De
muzikale voorkeur die ik vanaf mijn twaalf, dertien jaar begon te ontwikkelen,
werd door mijn ouders, vooral door mijn vader, weggehoond. Of er heerste toch
in elk geval een grote, om niet te zeggen totale onverschilligheid. Achteraf
gezien kan ik er nog enig begrip voor opbrengen want veel verder dan de
kitschrock die de Top 30 mijn naar muziek hunkerende generatie voorschotelde,
kwam ik voorlopig helaas niet. Maar de onverschilligheid van mijn ouders werd
niet enkel door smaak ingegeven, vrees ik.
Mij
werd met alle middelen duidelijk gemaakt dat ik in hun aanwezigheid maar beter
niet kon afstemmen op radiozenders die ‘ketelmuziek’ ten gehore brachten. Dat
was problematisch want we spreken over een tijd waarin niet iedereen over een
computer, laptop, smartphone, iPod en -Pad beschikte en daarop naar hartenlust,
al dan niet met een koptelefoon op of oortjes in, iTunes, YouTube, Spotify en
wie weet ook nog eens een zelf in alle legaliteit aangeschafte cd kon afspelen.

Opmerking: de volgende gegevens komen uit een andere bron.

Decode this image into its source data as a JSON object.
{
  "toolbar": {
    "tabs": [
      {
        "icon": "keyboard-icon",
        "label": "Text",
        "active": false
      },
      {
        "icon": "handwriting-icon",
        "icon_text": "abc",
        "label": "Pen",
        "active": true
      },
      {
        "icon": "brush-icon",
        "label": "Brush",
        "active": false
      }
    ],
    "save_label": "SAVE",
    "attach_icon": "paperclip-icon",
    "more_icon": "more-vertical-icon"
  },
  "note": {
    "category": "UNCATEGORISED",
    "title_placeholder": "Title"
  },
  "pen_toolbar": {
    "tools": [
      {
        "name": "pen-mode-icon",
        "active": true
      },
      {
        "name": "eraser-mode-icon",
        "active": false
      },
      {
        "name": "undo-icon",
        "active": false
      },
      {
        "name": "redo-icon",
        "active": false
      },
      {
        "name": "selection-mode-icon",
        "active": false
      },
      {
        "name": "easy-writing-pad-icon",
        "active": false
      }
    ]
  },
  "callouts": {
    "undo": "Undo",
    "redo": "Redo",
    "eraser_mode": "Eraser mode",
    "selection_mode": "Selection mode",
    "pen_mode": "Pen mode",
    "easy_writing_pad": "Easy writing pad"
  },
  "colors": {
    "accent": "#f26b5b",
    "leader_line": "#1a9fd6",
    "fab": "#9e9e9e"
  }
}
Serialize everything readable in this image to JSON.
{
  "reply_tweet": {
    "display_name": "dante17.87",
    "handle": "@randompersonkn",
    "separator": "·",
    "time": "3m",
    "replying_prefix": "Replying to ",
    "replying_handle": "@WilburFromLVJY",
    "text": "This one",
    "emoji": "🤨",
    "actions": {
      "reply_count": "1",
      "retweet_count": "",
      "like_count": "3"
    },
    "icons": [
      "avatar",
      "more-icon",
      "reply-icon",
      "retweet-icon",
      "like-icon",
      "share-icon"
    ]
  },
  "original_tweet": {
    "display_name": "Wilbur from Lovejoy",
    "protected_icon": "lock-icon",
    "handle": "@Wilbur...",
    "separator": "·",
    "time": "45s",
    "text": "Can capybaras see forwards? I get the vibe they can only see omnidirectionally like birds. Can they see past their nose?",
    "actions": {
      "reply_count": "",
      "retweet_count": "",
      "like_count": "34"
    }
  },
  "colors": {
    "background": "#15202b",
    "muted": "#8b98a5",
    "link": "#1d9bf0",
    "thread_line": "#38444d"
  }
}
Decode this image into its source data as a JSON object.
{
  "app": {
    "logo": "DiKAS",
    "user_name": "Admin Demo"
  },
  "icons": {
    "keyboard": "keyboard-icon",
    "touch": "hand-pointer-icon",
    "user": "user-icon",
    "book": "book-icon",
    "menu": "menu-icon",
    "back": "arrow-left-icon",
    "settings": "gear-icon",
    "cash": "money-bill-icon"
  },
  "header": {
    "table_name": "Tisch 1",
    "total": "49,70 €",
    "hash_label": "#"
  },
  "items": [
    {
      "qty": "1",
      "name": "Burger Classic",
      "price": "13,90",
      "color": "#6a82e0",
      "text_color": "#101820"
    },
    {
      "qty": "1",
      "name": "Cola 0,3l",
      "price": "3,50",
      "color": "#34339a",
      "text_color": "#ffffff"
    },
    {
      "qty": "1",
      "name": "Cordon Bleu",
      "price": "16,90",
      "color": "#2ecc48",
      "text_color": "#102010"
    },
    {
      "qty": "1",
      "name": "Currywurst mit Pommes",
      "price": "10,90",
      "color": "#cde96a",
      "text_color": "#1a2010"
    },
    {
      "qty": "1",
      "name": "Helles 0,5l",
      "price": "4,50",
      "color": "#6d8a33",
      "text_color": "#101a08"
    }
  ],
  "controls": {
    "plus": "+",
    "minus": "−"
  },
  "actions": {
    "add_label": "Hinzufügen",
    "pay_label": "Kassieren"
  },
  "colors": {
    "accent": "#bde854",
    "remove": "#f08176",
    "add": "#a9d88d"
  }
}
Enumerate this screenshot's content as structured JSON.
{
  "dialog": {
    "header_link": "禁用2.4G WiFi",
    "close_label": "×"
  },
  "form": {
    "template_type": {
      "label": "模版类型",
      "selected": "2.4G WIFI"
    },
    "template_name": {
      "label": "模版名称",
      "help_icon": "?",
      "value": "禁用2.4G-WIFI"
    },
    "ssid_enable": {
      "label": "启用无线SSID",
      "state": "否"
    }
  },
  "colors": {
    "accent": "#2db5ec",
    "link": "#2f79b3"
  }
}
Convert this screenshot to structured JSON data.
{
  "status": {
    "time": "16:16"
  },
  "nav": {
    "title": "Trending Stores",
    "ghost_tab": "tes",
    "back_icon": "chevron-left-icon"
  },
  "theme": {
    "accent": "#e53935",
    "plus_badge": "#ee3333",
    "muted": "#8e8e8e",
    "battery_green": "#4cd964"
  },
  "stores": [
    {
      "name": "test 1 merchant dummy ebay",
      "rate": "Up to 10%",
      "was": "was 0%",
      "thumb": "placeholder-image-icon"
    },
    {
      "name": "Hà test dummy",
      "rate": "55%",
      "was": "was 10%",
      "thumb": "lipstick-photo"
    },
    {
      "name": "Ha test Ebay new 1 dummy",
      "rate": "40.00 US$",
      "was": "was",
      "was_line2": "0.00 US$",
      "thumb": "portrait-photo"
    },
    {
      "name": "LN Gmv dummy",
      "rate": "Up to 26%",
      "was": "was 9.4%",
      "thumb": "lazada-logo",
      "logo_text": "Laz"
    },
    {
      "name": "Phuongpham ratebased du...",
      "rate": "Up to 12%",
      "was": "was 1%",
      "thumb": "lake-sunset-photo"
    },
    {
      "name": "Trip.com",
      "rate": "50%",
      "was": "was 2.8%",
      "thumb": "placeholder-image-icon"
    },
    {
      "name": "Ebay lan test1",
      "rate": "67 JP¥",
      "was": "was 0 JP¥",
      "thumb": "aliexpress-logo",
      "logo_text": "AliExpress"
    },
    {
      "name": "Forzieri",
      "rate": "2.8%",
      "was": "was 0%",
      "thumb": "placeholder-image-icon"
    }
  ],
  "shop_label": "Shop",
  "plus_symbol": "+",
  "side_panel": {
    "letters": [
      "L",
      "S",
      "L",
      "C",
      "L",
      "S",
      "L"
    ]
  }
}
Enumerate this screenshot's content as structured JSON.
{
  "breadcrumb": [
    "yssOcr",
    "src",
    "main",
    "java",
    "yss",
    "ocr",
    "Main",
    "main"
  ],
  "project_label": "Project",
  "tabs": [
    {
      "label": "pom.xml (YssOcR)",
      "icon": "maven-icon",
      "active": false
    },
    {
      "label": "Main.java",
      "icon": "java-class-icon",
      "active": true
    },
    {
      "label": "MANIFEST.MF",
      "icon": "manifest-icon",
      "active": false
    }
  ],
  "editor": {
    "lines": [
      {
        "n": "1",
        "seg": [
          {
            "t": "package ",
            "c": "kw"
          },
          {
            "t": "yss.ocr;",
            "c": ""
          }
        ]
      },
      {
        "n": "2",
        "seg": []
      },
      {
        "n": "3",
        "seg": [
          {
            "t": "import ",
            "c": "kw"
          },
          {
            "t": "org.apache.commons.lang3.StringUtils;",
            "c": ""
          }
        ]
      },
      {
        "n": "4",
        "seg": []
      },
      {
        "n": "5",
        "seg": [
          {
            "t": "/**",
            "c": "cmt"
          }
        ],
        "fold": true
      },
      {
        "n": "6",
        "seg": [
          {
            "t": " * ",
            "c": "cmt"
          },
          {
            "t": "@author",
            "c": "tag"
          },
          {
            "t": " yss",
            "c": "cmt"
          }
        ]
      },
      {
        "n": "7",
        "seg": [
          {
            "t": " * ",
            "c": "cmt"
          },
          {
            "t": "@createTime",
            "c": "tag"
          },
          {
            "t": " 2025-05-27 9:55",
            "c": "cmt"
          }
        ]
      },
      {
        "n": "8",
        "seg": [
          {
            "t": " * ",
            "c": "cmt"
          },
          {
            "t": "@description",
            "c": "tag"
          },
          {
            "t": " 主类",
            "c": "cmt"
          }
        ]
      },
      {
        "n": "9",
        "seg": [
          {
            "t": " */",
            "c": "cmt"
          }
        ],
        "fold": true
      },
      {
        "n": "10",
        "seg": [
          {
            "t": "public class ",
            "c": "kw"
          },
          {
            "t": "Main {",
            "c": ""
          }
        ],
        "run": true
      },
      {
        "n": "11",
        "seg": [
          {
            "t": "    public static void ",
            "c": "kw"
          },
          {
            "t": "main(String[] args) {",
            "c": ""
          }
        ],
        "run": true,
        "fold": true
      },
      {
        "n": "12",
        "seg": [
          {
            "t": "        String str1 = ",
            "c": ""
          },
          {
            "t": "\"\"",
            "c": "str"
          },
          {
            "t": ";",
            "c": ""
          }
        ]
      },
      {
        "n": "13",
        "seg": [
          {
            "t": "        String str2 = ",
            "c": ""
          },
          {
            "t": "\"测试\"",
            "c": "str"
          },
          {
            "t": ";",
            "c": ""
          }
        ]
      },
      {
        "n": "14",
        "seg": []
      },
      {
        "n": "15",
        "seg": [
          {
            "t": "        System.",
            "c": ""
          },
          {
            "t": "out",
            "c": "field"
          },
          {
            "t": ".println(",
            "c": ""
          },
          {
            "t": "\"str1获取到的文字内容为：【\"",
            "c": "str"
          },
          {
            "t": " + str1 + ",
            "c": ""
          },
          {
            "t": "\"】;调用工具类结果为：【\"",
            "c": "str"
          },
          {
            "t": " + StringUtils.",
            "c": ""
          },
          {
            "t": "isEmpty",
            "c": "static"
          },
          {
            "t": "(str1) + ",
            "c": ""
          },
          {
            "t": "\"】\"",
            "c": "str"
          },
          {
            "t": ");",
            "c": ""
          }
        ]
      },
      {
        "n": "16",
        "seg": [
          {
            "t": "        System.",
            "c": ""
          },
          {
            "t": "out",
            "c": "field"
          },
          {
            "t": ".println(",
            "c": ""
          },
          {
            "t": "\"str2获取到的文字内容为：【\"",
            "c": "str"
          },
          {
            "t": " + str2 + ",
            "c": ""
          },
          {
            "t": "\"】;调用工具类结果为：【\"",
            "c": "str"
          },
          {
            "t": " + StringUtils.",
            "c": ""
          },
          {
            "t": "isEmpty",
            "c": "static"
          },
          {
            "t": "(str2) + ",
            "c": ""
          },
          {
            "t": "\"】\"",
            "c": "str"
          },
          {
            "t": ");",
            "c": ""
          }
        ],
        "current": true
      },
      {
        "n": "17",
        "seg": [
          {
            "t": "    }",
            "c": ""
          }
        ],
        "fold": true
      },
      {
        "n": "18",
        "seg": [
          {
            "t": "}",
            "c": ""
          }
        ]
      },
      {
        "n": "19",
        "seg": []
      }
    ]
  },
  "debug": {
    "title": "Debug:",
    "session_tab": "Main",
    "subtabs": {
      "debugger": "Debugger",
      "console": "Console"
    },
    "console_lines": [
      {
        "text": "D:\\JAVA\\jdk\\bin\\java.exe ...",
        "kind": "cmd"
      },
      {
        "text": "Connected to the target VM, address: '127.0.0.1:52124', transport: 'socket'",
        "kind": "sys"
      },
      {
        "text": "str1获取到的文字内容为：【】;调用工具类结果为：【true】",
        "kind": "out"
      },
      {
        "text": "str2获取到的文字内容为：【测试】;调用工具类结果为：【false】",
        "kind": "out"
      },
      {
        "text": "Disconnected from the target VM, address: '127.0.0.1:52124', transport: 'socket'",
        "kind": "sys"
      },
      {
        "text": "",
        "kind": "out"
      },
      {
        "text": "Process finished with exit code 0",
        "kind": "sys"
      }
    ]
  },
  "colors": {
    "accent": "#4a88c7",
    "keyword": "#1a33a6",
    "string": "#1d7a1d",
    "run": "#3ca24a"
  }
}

Andere radio’s dan deze die in de aan elkaar palende keuken en woonkamer
stonden, waren er aanvankelijk niet in huis, behalve de transistor in de
badkamer die door mijn vader werd gebruikt om tijdens de dagelijkse scheerbeurt
naar het duidingsmagazine Actueel te
luisteren.
Zo
sterk was de banvloek, en even sterk ook de schrik voor mijn vader, dat ik er
mij lange tijd zelfs voor heb geschaamd dat ik vatbaar was voor de primitieve
ritmes van werkschuwe beatniks en androgyne glamourrockers. En dan waren de
foto’s van deze lui mijn ouders nog niet eens onder ogen gekomen: de in het
kruis strak aangespannen glitterpakjes, de plateauzolen, de ongewassen of juist
veel te knullig getrimde haardossen en de geschminkte tronies! Mijn moeder
hield, hier net als in alle andere kwesties, zoveel mogelijk de kerk in het
midden. Wat er onder meer op neerkwam dat zij niet eens probeerde mij te
verdedigen tegen mijn geen tegenspraak duldende vader. Maar ze legde ook geen
enkele belangstelling aan de dag voor mijn ontluikende liefhebberij – dat zou
alvast hebben ingehouden dat ze minstens aanvaardde dat ik er een andere
muzikale smaak op nahield. Maar ook dat geluk was mij niet beschoren. Ook uit
de hoek van broer en zus viel, vreemd genoeg, geen heil te verwachten. Pauline
had een boon voor Jasperina de Jong en voor Georges Moustaki, terwijl Ernest
zich vooral door de meer bizarre muzikale voorkeuren van zijn vader liet
inspireren. Het Rode Leger genoot zijn bijzondere aandacht – later zou blijken
dat Rusland hem nog op andere manieren zou trekken.